Financial Crime World

Myanmar Tightens Anti-Money Laundering Regulations: Reporting Organizations Under Scrutiny

Strengthening the Fight Against Financial Crimes and Terrorism Financing

YANGON - In a bid to enhance its anti-money laundering (AML) regime, Myanmar has issued a range of directives and guidelines in recent months. The aim is to curb financial crimes and terrorism financing by imposing stringent requirements on reporting organizations.

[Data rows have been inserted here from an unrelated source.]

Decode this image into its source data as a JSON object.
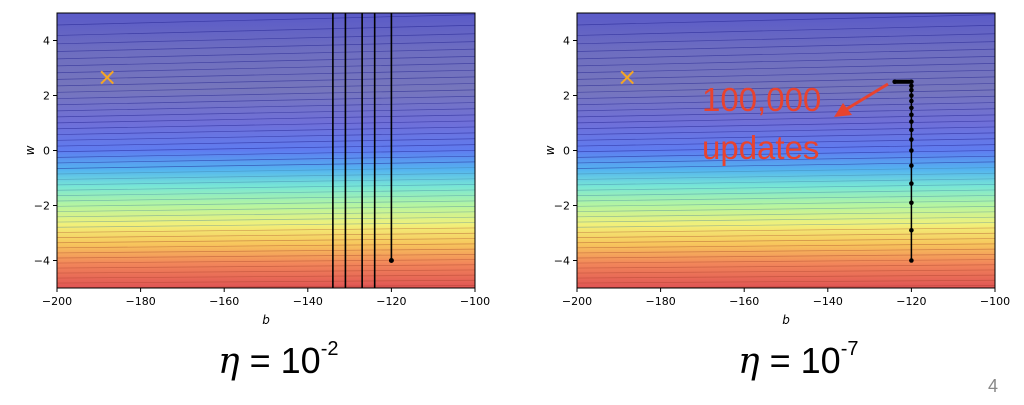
{
  "chart_data": [
    {
      "type": "contour",
      "xlabel": "b",
      "ylabel": "w",
      "xlim": [
        -200,
        -100
      ],
      "ylim": [
        -5,
        5
      ],
      "xticks": [
        "−200",
        "−180",
        "−160",
        "−140",
        "−120",
        "−100"
      ],
      "yticks": [
        "−4",
        "−2",
        "0",
        "2",
        "4"
      ],
      "target_marker": {
        "b": -188,
        "w": 2.67,
        "symbol": "×",
        "color": "#f5a623"
      },
      "path": {
        "start": {
          "b": -120,
          "w": -4
        },
        "vertical_lines_b": [
          -120,
          -124,
          -127,
          -131,
          -134
        ],
        "description_color": "#000000"
      },
      "caption": {
        "symbol": "η",
        "equals": "=",
        "base": "10",
        "exponent": "-2"
      }
    },
    {
      "type": "contour",
      "xlabel": "b",
      "ylabel": "w",
      "xlim": [
        -200,
        -100
      ],
      "ylim": [
        -5,
        5
      ],
      "xticks": [
        "−200",
        "−180",
        "−160",
        "−140",
        "−120",
        "−100"
      ],
      "yticks": [
        "−4",
        "−2",
        "0",
        "2",
        "4"
      ],
      "target_marker": {
        "b": -188,
        "w": 2.67,
        "symbol": "×",
        "color": "#f5a623"
      },
      "path": {
        "points": [
          {
            "b": -120,
            "w": -4.0
          },
          {
            "b": -120,
            "w": -2.9
          },
          {
            "b": -120,
            "w": -1.9
          },
          {
            "b": -120,
            "w": -1.2
          },
          {
            "b": -120,
            "w": -0.55
          },
          {
            "b": -120,
            "w": 0.0
          },
          {
            "b": -120,
            "w": 0.4
          },
          {
            "b": -120,
            "w": 0.75
          },
          {
            "b": -120,
            "w": 1.05
          },
          {
            "b": -120,
            "w": 1.3
          },
          {
            "b": -120,
            "w": 1.55
          },
          {
            "b": -120,
            "w": 1.8
          },
          {
            "b": -120,
            "w": 2.0
          },
          {
            "b": -120,
            "w": 2.2
          },
          {
            "b": -120,
            "w": 2.35
          },
          {
            "b": -120,
            "w": 2.5
          },
          {
            "b": -124,
            "w": 2.5
          }
        ]
      },
      "annotation": {
        "line1": "100,000",
        "line2": "updates",
        "color": "#e8432f"
      },
      "caption": {
        "symbol": "η",
        "equals": "=",
        "base": "10",
        "exponent": "-7"
      }
    }
  ],
  "page_number": "4"
}
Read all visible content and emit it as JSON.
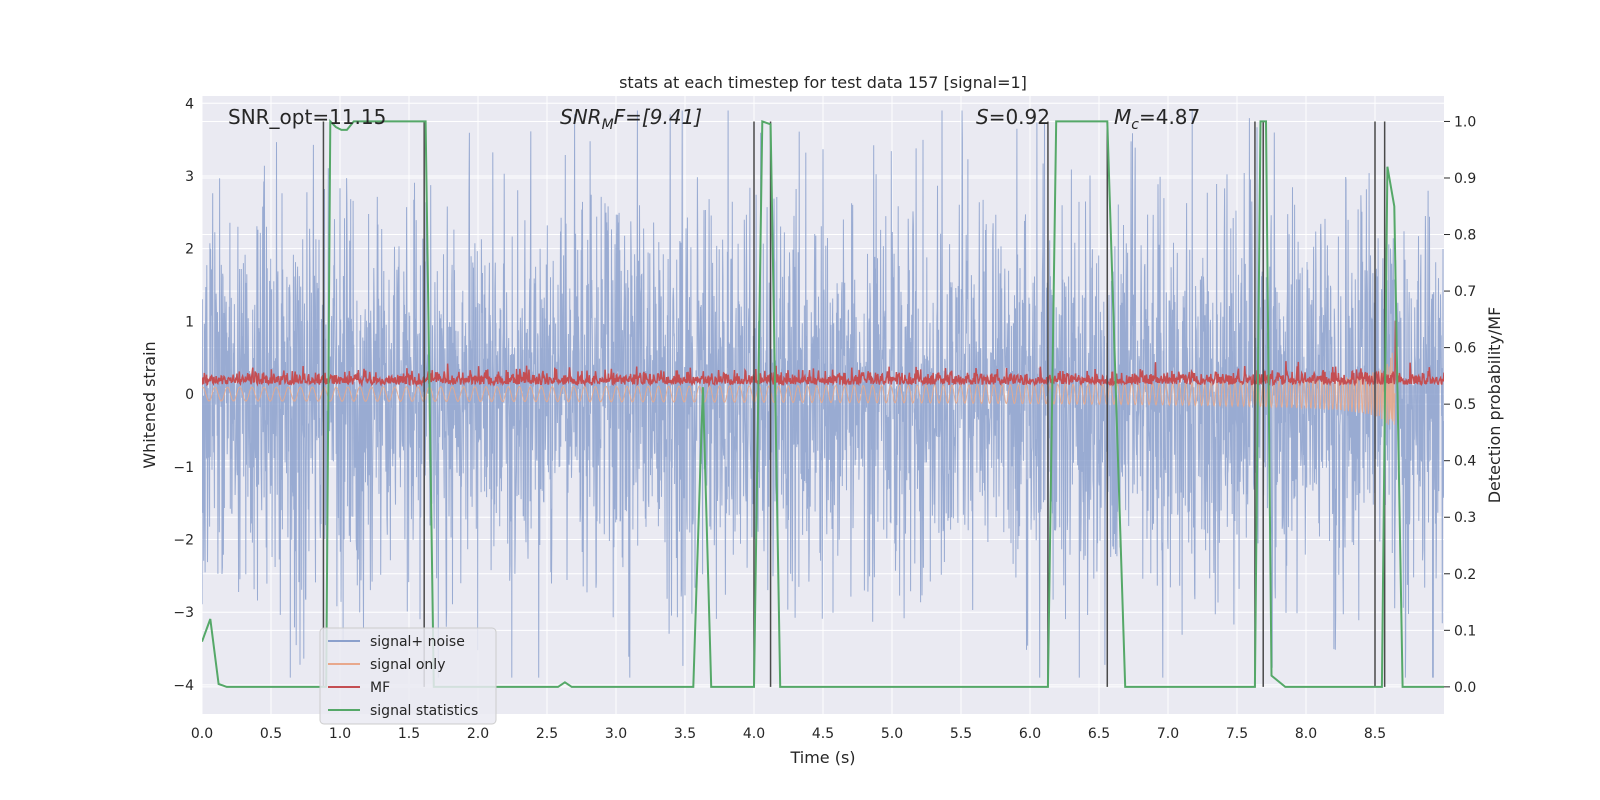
{
  "chart_data": {
    "type": "line",
    "title": "stats at each timestep for test data 157 [signal=1]",
    "xlabel": "Time (s)",
    "ylabel_left": "Whitened strain",
    "ylabel_right": "Detection probability/MF",
    "xlim": [
      0.0,
      9.0
    ],
    "ylim_left": [
      -4.4,
      4.1
    ],
    "ylim_right": [
      -0.048,
      1.045
    ],
    "x_ticks": [
      0.0,
      0.5,
      1.0,
      1.5,
      2.0,
      2.5,
      3.0,
      3.5,
      4.0,
      4.5,
      5.0,
      5.5,
      6.0,
      6.5,
      7.0,
      7.5,
      8.0,
      8.5
    ],
    "x_tick_labels": [
      "0.0",
      "0.5",
      "1.0",
      "1.5",
      "2.0",
      "2.5",
      "3.0",
      "3.5",
      "4.0",
      "4.5",
      "5.0",
      "5.5",
      "6.0",
      "6.5",
      "7.0",
      "7.5",
      "8.0",
      "8.5"
    ],
    "y_ticks_left": [
      -4,
      -3,
      -2,
      -1,
      0,
      1,
      2,
      3,
      4
    ],
    "y_tick_labels_left": [
      "−4",
      "−3",
      "−2",
      "−1",
      "0",
      "1",
      "2",
      "3",
      "4"
    ],
    "y_ticks_right": [
      0.0,
      0.1,
      0.2,
      0.3,
      0.4,
      0.5,
      0.6,
      0.7,
      0.8,
      0.9,
      1.0
    ],
    "y_tick_labels_right": [
      "0.0",
      "0.1",
      "0.2",
      "0.3",
      "0.4",
      "0.5",
      "0.6",
      "0.7",
      "0.8",
      "0.9",
      "1.0"
    ],
    "grid": true,
    "annotations": {
      "snr_opt": "SNR_opt=11.15",
      "snr_mf_main": "SNR",
      "snr_mf_sub": "M",
      "snr_mf_rest": "F=[9.41]",
      "s_main": "S",
      "s_rest": "=0.92",
      "mc_main": "M",
      "mc_sub": "c",
      "mc_rest": "=4.87"
    },
    "legend": {
      "placement": "lower-left",
      "entries": [
        {
          "label": "signal+ noise",
          "color": "#8ba0cc"
        },
        {
          "label": "signal only",
          "color": "#e8a88c"
        },
        {
          "label": "MF",
          "color": "#c44e52"
        },
        {
          "label": "signal statistics",
          "color": "#55a868"
        }
      ]
    },
    "series": {
      "noise": {
        "color": "#8ba0cc",
        "typical_amplitude": 1.7,
        "peak_amplitude": 3.9
      },
      "signal_only": {
        "color": "#e8a88c",
        "chirp_end": 8.65,
        "max_amplitude": 0.65
      },
      "mf": {
        "color": "#c44e52",
        "base_level": 0.15,
        "spike_x": 8.65,
        "spike_y": 1.0
      },
      "statistics": {
        "color": "#55a868",
        "points": [
          [
            0.0,
            0.08
          ],
          [
            0.06,
            0.12
          ],
          [
            0.12,
            0.005
          ],
          [
            0.18,
            0.0
          ],
          [
            0.88,
            0.0
          ],
          [
            0.9,
            0.0
          ],
          [
            0.93,
            1.0
          ],
          [
            0.97,
            0.99
          ],
          [
            1.01,
            0.985
          ],
          [
            1.05,
            0.985
          ],
          [
            1.1,
            1.0
          ],
          [
            1.62,
            1.0
          ],
          [
            1.68,
            0.0
          ],
          [
            2.58,
            0.0
          ],
          [
            2.63,
            0.008
          ],
          [
            2.68,
            0.0
          ],
          [
            3.56,
            0.0
          ],
          [
            3.63,
            0.53
          ],
          [
            3.69,
            0.0
          ],
          [
            4.0,
            0.0
          ],
          [
            4.06,
            1.0
          ],
          [
            4.12,
            0.995
          ],
          [
            4.19,
            0.0
          ],
          [
            6.13,
            0.0
          ],
          [
            6.19,
            1.0
          ],
          [
            6.56,
            1.0
          ],
          [
            6.69,
            0.0
          ],
          [
            7.63,
            0.0
          ],
          [
            7.67,
            1.0
          ],
          [
            7.71,
            1.0
          ],
          [
            7.75,
            0.02
          ],
          [
            7.85,
            0.0
          ],
          [
            8.5,
            0.0
          ],
          [
            8.55,
            0.0
          ],
          [
            8.59,
            0.92
          ],
          [
            8.64,
            0.85
          ],
          [
            8.7,
            0.0
          ],
          [
            9.0,
            0.0
          ]
        ]
      }
    },
    "vertical_lines": [
      0.88,
      1.61,
      4.0,
      4.12,
      6.13,
      6.56,
      7.63,
      7.69,
      8.5,
      8.57
    ]
  }
}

Reporting Organizations Under the Spotlight

Reporting organizations, including banks, financial institutions, insurance companies, and certain non-financial businesses and professions, must implement robust policies, procedures, and controls to prevent and detect money laundering and terrorist financing activities. This includes:

  • Conducting risk assessments to identify and mitigate potential risks
  • Adopting a risk-based approach to customer due diligence with enhanced measures for high-risk customers and transactions
  • Implementing ongoing monitoring of transactions to ensure consistency with customer profiles and risk assessments

Compliance Requirements

Reporting organizations must comply with the Anti-Money Laundering Law 2014 and the Anti-Money Laundering Rules 2015. Failure to do so can result in imprisonment for up to three years and fines.

Key compliance requirements include:

  • Conducting enhanced customer due diligence, particularly for high-risk customers
  • Filing suspicious transaction reports with the Financial Intelligence Unit (FIU) if there are grounds for suspicion
  • Reporting transactions exceeding MMK 100 million or US$10,000, even in the absence of suspicion

Consequences of Non-Compliance

Senior management and compliance officers must ensure that measures are implemented and maintained through ongoing training and independent audits. Failure to comply with regulations can have serious consequences, including imprisonment and fines.

Reviewing Policies and Procedures for Full Compliance


As Myanmar continues to strengthen its AML regime, reporting organizations would be wise to review their policies and procedures to ensure full compliance with the extensive requirements. This includes:

  • Conducting thorough risk assessments and implementing effective risk mitigation strategies
  • Developing robust customer due diligence processes
  • Establishing ongoing monitoring systems for transactions
  • Providing regular training and support for employees

By taking a proactive approach to AML compliance, reporting organizations can minimize the risks associated with financial crimes and terrorism financing.